За аренду квартиры, которую снимает пополам с приятелем, Алексей отдаёт около 40% заработка, за коммуналку — около 10%. Остальное уходит на еду и одежду. «Если покупать стиральную машину, например, то придётся копить. Но у меня такой нужды нет», — говорит он. В целом уровень жизни остался таким же, как в России. Зарабатывает он больше, но и тратит тоже больше. «Но у меня небольшие притязания», — добавляет Алексей.
Машину, на которой приехал в Монголию, отправил обратно домой. Страховка на российский автомобиль для него оказалась слишком дорогой. «К тому же, не могу к местному стилю вождения приспособиться», — вежливо говорит Алексей. Сами монголы шутят, что монгол на машине едет как на коне, то есть без правил.
По его ощущениям, примерно треть россиян, которых он встретил в Монголии в первые месяцы, вернулись в Россию, треть уехала в другие страны, а ещё треть осталась. Официальной статистики не существует.
Алексей собирается вернуться домой, «когда всё закончится». Примерно через полгода он начал понимать, что он — бывший учитель. «Ты себя ассоциируешь прежде всего со своей профессиональной деятельностью, — говорит он. — Здесь я активизмом не занимаюсь, благотворительностью тоже, работаю не по профессии. Большая часть жизни осталась там».
Если Алексей проживёт в Монголии ещё пять лет, сможет подаваться на гражданство. Такую возможность он тоже допускает, если найдет хорошую работу или женится. У него есть знакомые, которые устроились работать в местные компании, у них девушки-монголки, они планируют покупать в Монголии жильё. Алексей посматривает на них и думает: «А, ну молодцы!» и параллельно присматривает хорошую вакансию.
— Но это мысли десятого порядка. Думаю, пока я это делаю, дома всё закончится. А если ещё заварушка какая-нибудь начнётся в стране, типа гражданской войны — в любом случае придётся вернуться, — рассуждает Алексей.
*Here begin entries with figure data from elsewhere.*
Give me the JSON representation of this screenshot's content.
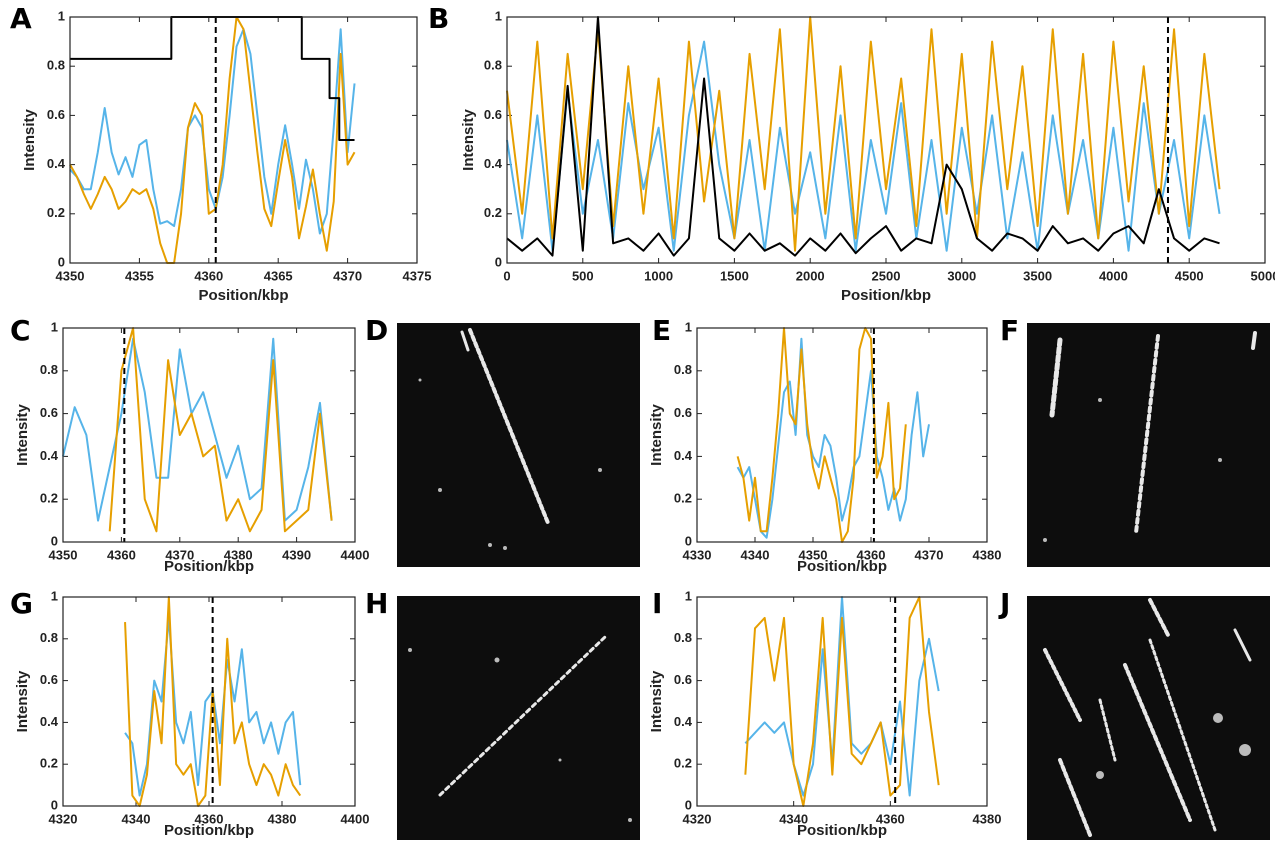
{
  "chart_data": [
    {
      "type": "line",
      "panel": "A",
      "xlabel": "Position/kbp",
      "ylabel": "Intensity",
      "xlim": [
        4350,
        4375
      ],
      "xticks": [
        4350,
        4355,
        4360,
        4365,
        4370,
        4375
      ],
      "ylim": [
        0,
        1
      ],
      "yticks": [
        0,
        0.2,
        0.4,
        0.6,
        0.8,
        1
      ],
      "vline": 4360.5,
      "x": [
        4350,
        4350.5,
        4351,
        4351.5,
        4352,
        4352.5,
        4353,
        4353.5,
        4354,
        4354.5,
        4355,
        4355.5,
        4356,
        4356.5,
        4357,
        4357.5,
        4358,
        4358.5,
        4359,
        4359.5,
        4360,
        4360.5,
        4361,
        4361.5,
        4362,
        4362.5,
        4363,
        4363.5,
        4364,
        4364.5,
        4365,
        4365.5,
        4366,
        4366.5,
        4367,
        4367.5,
        4368,
        4368.5,
        4369,
        4369.5,
        4370,
        4370.5
      ],
      "series": [
        {
          "color": "#56b4e9",
          "values": [
            0.38,
            0.35,
            0.3,
            0.3,
            0.45,
            0.63,
            0.45,
            0.36,
            0.43,
            0.35,
            0.48,
            0.5,
            0.3,
            0.16,
            0.17,
            0.15,
            0.3,
            0.55,
            0.6,
            0.55,
            0.3,
            0.22,
            0.35,
            0.6,
            0.88,
            0.95,
            0.85,
            0.6,
            0.35,
            0.2,
            0.4,
            0.56,
            0.4,
            0.22,
            0.42,
            0.3,
            0.12,
            0.2,
            0.55,
            0.95,
            0.45,
            0.73
          ]
        },
        {
          "color": "#e69f00",
          "values": [
            0.4,
            0.35,
            0.28,
            0.22,
            0.28,
            0.35,
            0.3,
            0.22,
            0.25,
            0.3,
            0.28,
            0.3,
            0.22,
            0.08,
            0,
            0,
            0.2,
            0.55,
            0.65,
            0.6,
            0.2,
            0.22,
            0.4,
            0.75,
            1,
            0.95,
            0.7,
            0.45,
            0.22,
            0.15,
            0.33,
            0.5,
            0.35,
            0.1,
            0.23,
            0.38,
            0.2,
            0.05,
            0.25,
            0.85,
            0.4,
            0.45
          ]
        },
        {
          "color": "#000000",
          "x": [
            4350,
            4357.3,
            4357.3,
            4366.7,
            4366.7,
            4368.7,
            4368.7,
            4369.4,
            4369.4,
            4370.5
          ],
          "values": [
            0.83,
            0.83,
            1,
            1,
            0.83,
            0.83,
            0.67,
            0.67,
            0.5,
            0.5
          ]
        }
      ]
    },
    {
      "type": "line",
      "panel": "B",
      "xlabel": "Position/kbp",
      "ylabel": "Intensity",
      "xlim": [
        0,
        5000
      ],
      "xticks": [
        0,
        500,
        1000,
        1500,
        2000,
        2500,
        3000,
        3500,
        4000,
        4500,
        5000
      ],
      "ylim": [
        0,
        1
      ],
      "yticks": [
        0,
        0.2,
        0.4,
        0.6,
        0.8,
        1
      ],
      "vline": 4360,
      "x": [
        0,
        100,
        200,
        300,
        400,
        500,
        600,
        700,
        800,
        900,
        1000,
        1100,
        1200,
        1300,
        1400,
        1500,
        1600,
        1700,
        1800,
        1900,
        2000,
        2100,
        2200,
        2300,
        2400,
        2500,
        2600,
        2700,
        2800,
        2900,
        3000,
        3100,
        3200,
        3300,
        3400,
        3500,
        3600,
        3700,
        3800,
        3900,
        4000,
        4100,
        4200,
        4300,
        4400,
        4500,
        4600,
        4700
      ],
      "series": [
        {
          "color": "#56b4e9",
          "values": [
            0.5,
            0.1,
            0.6,
            0.05,
            0.7,
            0.2,
            0.5,
            0.1,
            0.65,
            0.3,
            0.55,
            0.05,
            0.6,
            0.9,
            0.4,
            0.1,
            0.5,
            0.05,
            0.55,
            0.2,
            0.45,
            0.1,
            0.6,
            0.05,
            0.5,
            0.2,
            0.65,
            0.1,
            0.5,
            0.05,
            0.55,
            0.2,
            0.6,
            0.1,
            0.45,
            0.05,
            0.6,
            0.2,
            0.5,
            0.1,
            0.55,
            0.05,
            0.65,
            0.2,
            0.5,
            0.1,
            0.6,
            0.2
          ]
        },
        {
          "color": "#e69f00",
          "values": [
            0.7,
            0.2,
            0.9,
            0.1,
            0.85,
            0.3,
            0.95,
            0.15,
            0.8,
            0.2,
            0.75,
            0.1,
            0.9,
            0.25,
            0.7,
            0.1,
            0.85,
            0.3,
            0.95,
            0.05,
            1.0,
            0.2,
            0.8,
            0.1,
            0.9,
            0.3,
            0.75,
            0.15,
            0.95,
            0.2,
            0.85,
            0.1,
            0.9,
            0.3,
            0.8,
            0.15,
            0.95,
            0.2,
            0.85,
            0.1,
            0.9,
            0.25,
            0.8,
            0.2,
            0.95,
            0.15,
            0.85,
            0.3
          ]
        },
        {
          "color": "#000000",
          "values": [
            0.1,
            0.05,
            0.1,
            0.03,
            0.72,
            0.05,
            1.0,
            0.08,
            0.1,
            0.05,
            0.12,
            0.03,
            0.1,
            0.75,
            0.1,
            0.05,
            0.12,
            0.05,
            0.08,
            0.03,
            0.1,
            0.05,
            0.12,
            0.04,
            0.1,
            0.15,
            0.05,
            0.1,
            0.08,
            0.4,
            0.3,
            0.1,
            0.05,
            0.12,
            0.1,
            0.05,
            0.15,
            0.08,
            0.1,
            0.05,
            0.12,
            0.15,
            0.08,
            0.3,
            0.1,
            0.05,
            0.1,
            0.08
          ]
        }
      ]
    },
    {
      "type": "line",
      "panel": "C",
      "xlabel": "Position/kbp",
      "ylabel": "Intensity",
      "xlim": [
        4350,
        4400
      ],
      "xticks": [
        4350,
        4360,
        4370,
        4380,
        4390,
        4400
      ],
      "ylim": [
        0,
        1
      ],
      "yticks": [
        0,
        0.2,
        0.4,
        0.6,
        0.8,
        1
      ],
      "vline": 4360.5,
      "x": [
        4350,
        4352,
        4354,
        4356,
        4358,
        4360,
        4362,
        4364,
        4366,
        4368,
        4370,
        4372,
        4374,
        4376,
        4378,
        4380,
        4382,
        4384,
        4386,
        4388,
        4390,
        4392,
        4394,
        4396
      ],
      "series": [
        {
          "color": "#56b4e9",
          "values": [
            0.4,
            0.63,
            0.5,
            0.1,
            0.35,
            0.6,
            0.95,
            0.7,
            0.3,
            0.3,
            0.9,
            0.6,
            0.7,
            0.5,
            0.3,
            0.45,
            0.2,
            0.25,
            0.95,
            0.1,
            0.15,
            0.35,
            0.65,
            0.1
          ]
        },
        {
          "color": "#e69f00",
          "values": [
            null,
            null,
            null,
            null,
            0.05,
            0.8,
            1.0,
            0.2,
            0.05,
            0.85,
            0.5,
            0.6,
            0.4,
            0.45,
            0.1,
            0.2,
            0.05,
            0.15,
            0.85,
            0.05,
            0.1,
            0.15,
            0.6,
            0.1
          ]
        }
      ]
    },
    {
      "type": "line",
      "panel": "E",
      "xlabel": "Position/kbp",
      "ylabel": "Intensity",
      "xlim": [
        4330,
        4380
      ],
      "xticks": [
        4330,
        4340,
        4350,
        4360,
        4370,
        4380
      ],
      "ylim": [
        0,
        1
      ],
      "yticks": [
        0,
        0.2,
        0.4,
        0.6,
        0.8,
        1
      ],
      "vline": 4360.5,
      "x": [
        4337,
        4338,
        4339,
        4340,
        4341,
        4342,
        4343,
        4344,
        4345,
        4346,
        4347,
        4348,
        4349,
        4350,
        4351,
        4352,
        4353,
        4354,
        4355,
        4356,
        4357,
        4358,
        4359,
        4360,
        4361,
        4362,
        4363,
        4364,
        4365,
        4366,
        4367,
        4368,
        4369,
        4370
      ],
      "series": [
        {
          "color": "#56b4e9",
          "values": [
            0.35,
            0.3,
            0.35,
            0.2,
            0.05,
            0.02,
            0.2,
            0.45,
            0.7,
            0.75,
            0.5,
            0.95,
            0.5,
            0.4,
            0.35,
            0.5,
            0.45,
            0.3,
            0.1,
            0.2,
            0.35,
            0.4,
            0.6,
            0.8,
            0.4,
            0.3,
            0.15,
            0.25,
            0.1,
            0.2,
            0.5,
            0.7,
            0.4,
            0.55
          ]
        },
        {
          "color": "#e69f00",
          "values": [
            0.4,
            0.3,
            0.1,
            0.3,
            0.05,
            0.05,
            0.3,
            0.6,
            1.0,
            0.6,
            0.55,
            0.9,
            0.55,
            0.35,
            0.25,
            0.4,
            0.3,
            0.2,
            0.0,
            0.05,
            0.3,
            0.9,
            1.0,
            0.95,
            0.3,
            0.4,
            0.65,
            0.2,
            0.25,
            0.55,
            null,
            null,
            null,
            null
          ]
        }
      ]
    },
    {
      "type": "line",
      "panel": "G",
      "xlabel": "Position/kbp",
      "ylabel": "Intensity",
      "xlim": [
        4320,
        4400
      ],
      "xticks": [
        4320,
        4340,
        4360,
        4380,
        4400
      ],
      "ylim": [
        0,
        1
      ],
      "yticks": [
        0,
        0.2,
        0.4,
        0.6,
        0.8,
        1
      ],
      "vline": 4361,
      "x": [
        4337,
        4339,
        4341,
        4343,
        4345,
        4347,
        4349,
        4351,
        4353,
        4355,
        4357,
        4359,
        4361,
        4363,
        4365,
        4367,
        4369,
        4371,
        4373,
        4375,
        4377,
        4379,
        4381,
        4383,
        4385
      ],
      "series": [
        {
          "color": "#56b4e9",
          "values": [
            0.35,
            0.3,
            0.05,
            0.2,
            0.6,
            0.5,
            0.9,
            0.4,
            0.3,
            0.45,
            0.1,
            0.5,
            0.55,
            0.3,
            0.7,
            0.5,
            0.75,
            0.4,
            0.45,
            0.3,
            0.4,
            0.25,
            0.4,
            0.45,
            0.1
          ]
        },
        {
          "color": "#e69f00",
          "values": [
            0.88,
            0.05,
            0.0,
            0.15,
            0.55,
            0.3,
            1.0,
            0.2,
            0.15,
            0.2,
            0.0,
            0.05,
            0.55,
            0.1,
            0.8,
            0.3,
            0.4,
            0.2,
            0.1,
            0.2,
            0.15,
            0.05,
            0.2,
            0.1,
            0.05
          ]
        }
      ]
    },
    {
      "type": "line",
      "panel": "I",
      "xlabel": "Position/kbp",
      "ylabel": "Intensity",
      "xlim": [
        4320,
        4380
      ],
      "xticks": [
        4320,
        4340,
        4360,
        4380
      ],
      "ylim": [
        0,
        1
      ],
      "yticks": [
        0,
        0.2,
        0.4,
        0.6,
        0.8,
        1
      ],
      "vline": 4361,
      "x": [
        4330,
        4332,
        4334,
        4336,
        4338,
        4340,
        4342,
        4344,
        4346,
        4348,
        4350,
        4352,
        4354,
        4356,
        4358,
        4360,
        4362,
        4364,
        4366,
        4368,
        4370
      ],
      "series": [
        {
          "color": "#56b4e9",
          "values": [
            0.3,
            0.35,
            0.4,
            0.35,
            0.4,
            0.2,
            0.05,
            0.2,
            0.75,
            0.2,
            1.0,
            0.3,
            0.25,
            0.3,
            0.4,
            0.2,
            0.5,
            0.05,
            0.6,
            0.8,
            0.55
          ]
        },
        {
          "color": "#e69f00",
          "values": [
            0.15,
            0.85,
            0.9,
            0.6,
            0.9,
            0.2,
            0.0,
            0.3,
            0.9,
            0.15,
            0.9,
            0.25,
            0.2,
            0.3,
            0.4,
            0.05,
            0.1,
            0.9,
            1.0,
            0.45,
            0.1
          ]
        }
      ]
    }
  ],
  "images": [
    {
      "panel": "D"
    },
    {
      "panel": "F"
    },
    {
      "panel": "H"
    },
    {
      "panel": "J"
    }
  ]
}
— Почему? — спрашиваю его.
— Участвовать. Спасать людей, — смеётся он. Потом добавляет, что это шутка, и в России, конечно, ничего такого быть не может. — Но я теперь с Монголией связан. Я буду сюда ездить, привозить друзей, родственников. Я понял, что, живя в России, всегда нужно иметь запасной аэродром, и он у меня теперь всегда будет — в Монголии, Корее, или ещё где- то. Такого доверия к своей стране уже нет.
* «Штабы Навального» признаны экстремистской организацией и запрещены в России.